Der Abend beginnt mit einem Gebet, da wir möchten, dass Gott in unserer Mitte ist. Danach folgt ein ‚Blitzlicht'. In der großen Runde tauschen wir uns kurz darüber aus, wie es uns grad geht und was wir in der letzten Woche erlebt haben. Wenn die Zeit es zulässt, gehen wir für einen intensiveren Austausch in Kleingruppen. Das Blitzlicht ist ein wichtiger Bestandteil, da man sich im Laufe des Abends nicht mit jeder Person unterhalten kann. Zudem erfährt man einen kurzen Stimmungszustand von jedem der etwas preisgibt!
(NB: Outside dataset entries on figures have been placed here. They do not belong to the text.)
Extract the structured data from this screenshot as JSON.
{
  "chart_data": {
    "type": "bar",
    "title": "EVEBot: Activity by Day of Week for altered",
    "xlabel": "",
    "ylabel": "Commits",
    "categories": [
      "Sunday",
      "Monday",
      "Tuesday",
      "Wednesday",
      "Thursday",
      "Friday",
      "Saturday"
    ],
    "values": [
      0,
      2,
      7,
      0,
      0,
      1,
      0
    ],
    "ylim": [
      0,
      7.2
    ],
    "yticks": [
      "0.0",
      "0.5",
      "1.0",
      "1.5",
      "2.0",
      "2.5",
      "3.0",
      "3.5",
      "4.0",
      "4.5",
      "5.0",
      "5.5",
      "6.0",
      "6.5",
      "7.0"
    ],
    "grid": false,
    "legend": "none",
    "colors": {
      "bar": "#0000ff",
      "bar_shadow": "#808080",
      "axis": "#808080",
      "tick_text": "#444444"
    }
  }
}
Nach dieser Aufwärmphase beginnt der geistliche Teil des Abends. Im Lobpreis können wir Gott auf besondere Art unseren Dank bringen oder uns auf die Andacht hin ausrichten. Einmal im Monat wird der Lobpreis frei gestaltet, d.h. wir dürfen spontan unsere Liedwünsche nennen. An den anderen Abenden wir der Lobpreis gezielt vorbereitet. Die Andacht wird abwechselnd von einigen Mitarbeiter/innen in unserem Kreis gestaltet. Dabei gibt es eine Bibelarbeit oder ein bestimmtes geistliches Thema, dass uns aktuell beschäftigt. Alle zwei Monate laden wir einen Referenten ein, der ein gewünschtes Thema referiert.
Neben der geistlichen Nahrung ist uns die Gemeinschaft wichtig. Deshalb gibt es jeden Abend nach dem offiziellen Teil die Möglichkeit kulinarisch mit Knabbergebäck und Getränken verwöhnt zu werden. Außerdem pflegen wir in dieser Zeit Beziehungen und führen interessante Gespräche.